Preheat and homogenization were not testing in these processes. Both are steps used in most US milk that would likely inactivate the virus. Moral of the story is still you are an idiot if you are drinking raw milk.
Fragments of the virus that are being found in about 20% of all milk sampled. These fragments have not been shown to be enough to make anyone sick. The fact that we're finding fragments and not intact viruses in store bought milk is a good indication that the various processes used for milk in most locations is doing the job it was intended to do.
And most important of all: This is the current state of evidence gathered on this topic, that state could change with various factors at play and/or the addition of new evidence. Because apparently for some people they have forgotten that "things change as time progresses".
The raw milk increase is certainly baffling and definitely higher risk for all kinds of diseases.

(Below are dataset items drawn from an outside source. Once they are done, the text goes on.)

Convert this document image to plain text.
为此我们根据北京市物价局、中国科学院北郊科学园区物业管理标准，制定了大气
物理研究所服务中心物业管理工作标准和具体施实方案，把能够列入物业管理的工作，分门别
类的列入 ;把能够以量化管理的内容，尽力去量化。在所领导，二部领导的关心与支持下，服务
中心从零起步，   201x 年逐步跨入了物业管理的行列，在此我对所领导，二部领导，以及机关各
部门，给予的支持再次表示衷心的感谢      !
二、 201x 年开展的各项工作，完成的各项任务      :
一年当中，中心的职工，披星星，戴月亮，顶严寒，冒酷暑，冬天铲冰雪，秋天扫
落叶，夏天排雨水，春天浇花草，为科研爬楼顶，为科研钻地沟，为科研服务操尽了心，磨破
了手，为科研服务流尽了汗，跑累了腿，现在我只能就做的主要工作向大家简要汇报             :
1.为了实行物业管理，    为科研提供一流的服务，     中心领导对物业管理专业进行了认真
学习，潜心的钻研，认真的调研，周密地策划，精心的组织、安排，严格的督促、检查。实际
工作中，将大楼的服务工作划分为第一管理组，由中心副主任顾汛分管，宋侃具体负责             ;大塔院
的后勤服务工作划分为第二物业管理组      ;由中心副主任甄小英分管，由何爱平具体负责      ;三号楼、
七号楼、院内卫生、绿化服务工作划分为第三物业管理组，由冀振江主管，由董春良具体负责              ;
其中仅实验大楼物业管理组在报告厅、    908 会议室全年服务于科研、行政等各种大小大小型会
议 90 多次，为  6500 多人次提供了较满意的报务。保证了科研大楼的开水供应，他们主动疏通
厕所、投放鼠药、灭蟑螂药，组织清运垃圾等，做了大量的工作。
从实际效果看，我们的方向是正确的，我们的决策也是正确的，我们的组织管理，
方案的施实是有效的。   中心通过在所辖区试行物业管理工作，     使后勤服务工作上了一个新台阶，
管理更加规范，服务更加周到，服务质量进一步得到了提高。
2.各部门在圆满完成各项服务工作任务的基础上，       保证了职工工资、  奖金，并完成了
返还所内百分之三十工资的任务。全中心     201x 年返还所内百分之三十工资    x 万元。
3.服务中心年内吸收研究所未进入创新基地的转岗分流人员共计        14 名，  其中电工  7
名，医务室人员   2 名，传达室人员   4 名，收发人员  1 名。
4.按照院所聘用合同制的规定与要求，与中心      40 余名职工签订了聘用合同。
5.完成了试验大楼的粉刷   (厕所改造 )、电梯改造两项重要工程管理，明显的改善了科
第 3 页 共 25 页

We are not testing enough at all, however. The disease was already in 1 in 5 dairy samples before any even basic tests of if the disease could survive pasturization were published. The disease could mutate to survive and we would hardly know it. We're relying way more on assumptions than should be comfortable. And we're way too slow to test those assumptions
The way governing bodies are quickly dismissing concerns of spread via other animal product consumption is a little troubling. For instance, USDA data on virus survivability published in beef didn't include that it was survivable in medium-rare rare cooked beef until journalists started asking why it was conspicuously absent
EDIT: correction, rare not medium-rare
EDIT2: On further look, it seems that the USDA's definition of medium-rare is probably actually higher than most people assume medium-rare is, so it's unclear about medium-rare either
The disease was already in 1 in 5 dairy samples before any even basic tests of if the disease could survive pasturization were published. The disease could mutate to survive...
Sure, in the same way volcanologists could mutate to survive being submerged in lava.
Well, that's why raw or flash pasteurized milk is almost impossible to get into supermarkets here in Germany. The regulations are crazy, if it's possible at all.
Everyone I know who's interested in raw milk probably has a few crates of ivermectin left over from the pandemic...should be plenty to keep them safe from the flu, too. /s
Generally, pasteurization involves heating packaged or non-packaged with mild heat of less than 212°F (100°C). However, pasteurization comes in several types today. And one of them is flash pasteurization, also called high-temperature short time (HTST) pasteurization. In the United states, HTST is the most common method used, especially for milk.
Residual risk for flash pasteurised milk is high enough to be concerning, but the study didn't follow exactly the same process as industry does during pasteurisation, and those extra steps may also help to kill the virus. So we probably need another study to add in those other steps and see if the virus survives or not.
Not ideal though.
Heating the milk to 72 degrees Celsius, or 181 degrees Fahrenheit, for 15 or 20 seconds — conditions that approximated flash pasteurization — greatly reduced levels of the virus in the milk, but it didn’t inactivate it completely.
Milk samples heated for 15 or 20 seconds were still able to infect incubated chicken eggs, a test the US Food and Drug Administration has called the gold-standard for determining whether viruses remain infectious in milk.
“But, we emphasize that the conditions used in our laboratory study are not identical to the large-scale industrial treatment of raw milk,” senior study author Dr. Yoshihiro Kawaoka, a virologist who specializes in the study of flu and Ebola, said in an email.
That’s a good reason not to panic over the study findings, said Lakdawala.
Lakdawala said that commercial flash pasteurization involves a preheating step, which wasn’t done here. It also involves homogenization, a process that emulsifies the fat globules in milk so the cream won’t separate. Both of those steps would probably make it harder for the virus to survive, but she adds that the results of this study suggest full process of commercial flash pasteurization should be done “with all the steps in place.”